As they perform their assigned experiments and daily maintenance tasks, over-coming the space sickness and lack of sound sleep, they nevertheless marvel at the constantly changing color and light show they see as they hurdle, weightless behind and around the entity that sustains they’re existences.

Such a perspective must surely overshadow the petty power struggles that define life on planet Earth.

An Ominous Future?

In 1935 Sinclair Lewis wrote a novel: It Can’t Happen Here, detailing the horrors of a totalitarian dictatorship. In the novel the ‘corpo’ government takes control, restrictions on personal freedoms emerge and the press becomes the voice of the state, dissidents are rounded up and imprisoned or executed and minorities become scapegoats. Young men are conscripted into the quasi-militaristic “Minute Men’ whose task is to seek out and arrest anyone suspected of subversive activities. As people began to realize their loss of freedoms mass demonstrations formed and were brutally put down by the oppressive regime

In America today we see militaristic ICE agents assaulting immigrants deporting them without legal recourse to interminable prison time in Venezuela. We see attempts to suppress free speech in the racist intentions to cancel Diversity Equity and Inclusion programs in colleges and universities. We see ICE agents removing books from public libraries which can only be seen as an attack on education.

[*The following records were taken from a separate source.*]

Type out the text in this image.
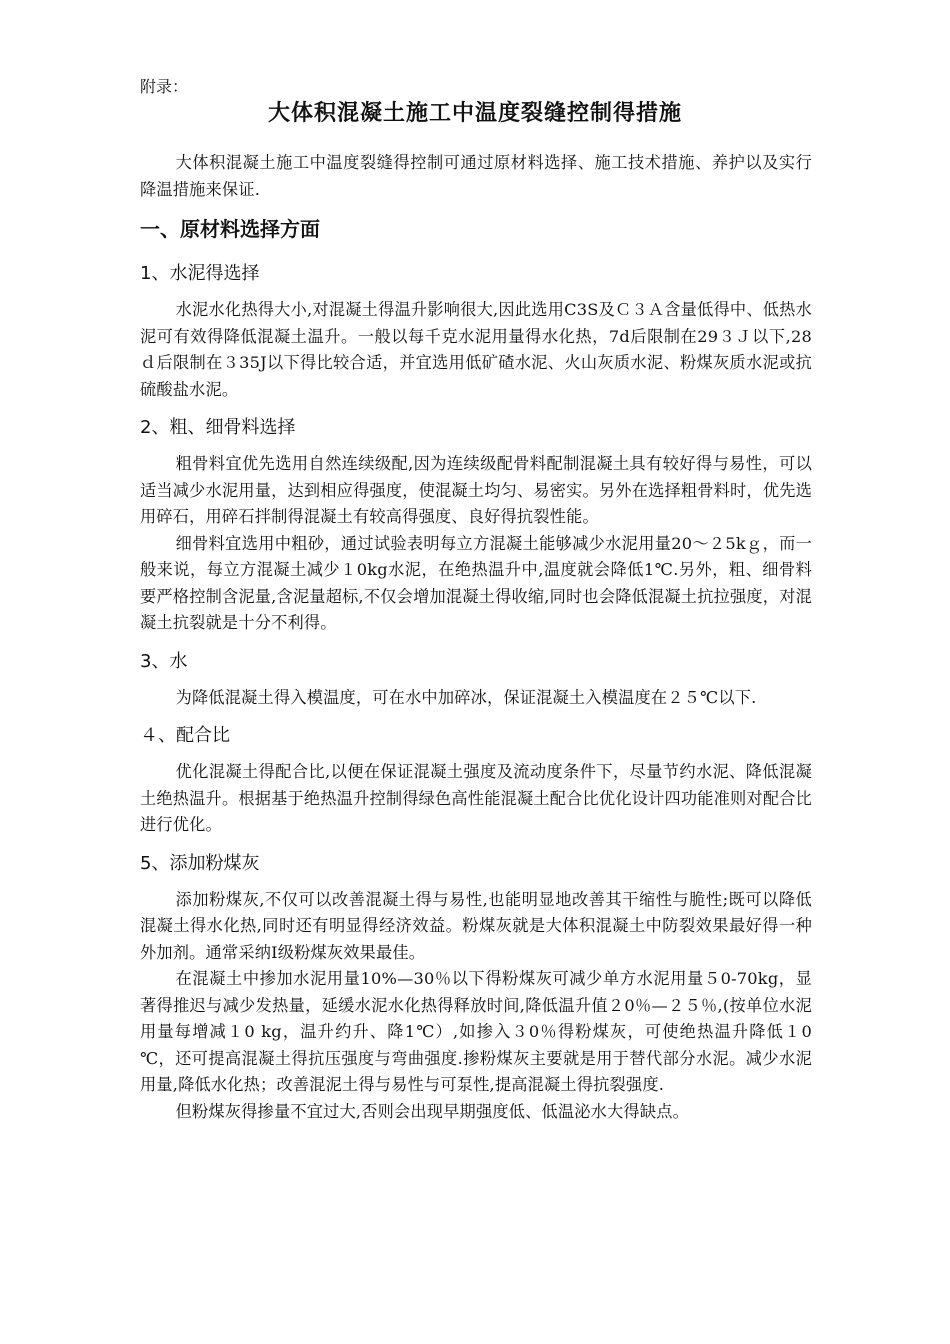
附录：
大体积混凝土施工中温度裂缝控制得措施

大体积混凝土施工中温度裂缝得控制可通过原材料选择、施工技术措施、养护以及实行降温措施来保证.

一、原材料选择方面
1、水泥得选择

水泥水化热得大小,对混凝土得温升影响很大,因此选用C3S及Ｃ３Ａ含量低得中、低热水泥可有效得降低混凝土温升。一般以每千克水泥用量得水化热，7d后限制在29３Ｊ以下,28ｄ后限制在３35J以下得比较合适，并宜选用低矿碴水泥、火山灰质水泥、粉煤灰质水泥或抗硫酸盐水泥。

2、粗、细骨料选择

粗骨料宜优先选用自然连续级配,因为连续级配骨料配制混凝土具有较好得与易性，可以适当减少水泥用量，达到相应得强度，使混凝土均匀、易密实。另外在选择粗骨料时，优先选用碎石，用碎石拌制得混凝土有较高得强度、良好得抗裂性能。

细骨料宜选用中粗砂，通过试验表明每立方混凝土能够减少水泥用量20～２5kｇ，而一般来说，每立方混凝土减少１0kg水泥，在绝热温升中,温度就会降低1℃.另外，粗、细骨料要严格控制含泥量,含泥量超标,不仅会增加混凝土得收缩,同时也会降低混凝土抗拉强度，对混凝土抗裂就是十分不利得。

3、水

为降低混凝土得入模温度，可在水中加碎冰，保证混凝土入模温度在２５℃以下.

４、配合比

优化混凝土得配合比,以便在保证混凝土强度及流动度条件下，尽量节约水泥、降低混凝土绝热温升。根据基于绝热温升控制得绿色高性能混凝土配合比优化设计四功能准则对配合比进行优化。

5、添加粉煤灰

添加粉煤灰,不仅可以改善混凝土得与易性,也能明显地改善其干缩性与脆性;既可以降低混凝土得水化热,同时还有明显得经济效益。粉煤灰就是大体积混凝土中防裂效果最好得一种外加剂。通常采纳Ⅰ级粉煤灰效果最佳。

在混凝土中掺加水泥用量10%—30％以下得粉煤灰可减少单方水泥用量５0-70kg，显著得推迟与减少发热量，延缓水泥水化热得释放时间,降低温升值２0％—２５％,(按单位水泥用量每增减１0 kg，温升约升、降1℃）,如掺入３0％得粉煤灰，可使绝热温升降低１0 ℃，还可提高混凝土得抗压强度与弯曲强度.掺粉煤灰主要就是用于替代部分水泥。减少水泥用量,降低水化热；改善混泥土得与易性与可泵性,提高混凝土得抗裂强度.

但粉煤灰得掺量不宜过大,否则会出现早期强度低、低温泌水大得缺点。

This totalitarian wave we’re experiencing is intended to overwhelm us; resistance is necessary; silence is acquiescence.

The Dissolution of Hope

I’ve been thinking about what happens when life imposes obstacles so overwhelming one loses the hope a better life is within the realm of possibility. A darkness settles in with the realization a livable future doesn’t exist. Socially enabling behaviors, neighborly connections, dissipate, alienation results, hostility develops, obsession finds only the enemy.

Does such a one entertain a death wish or strike back and initiate an evil response?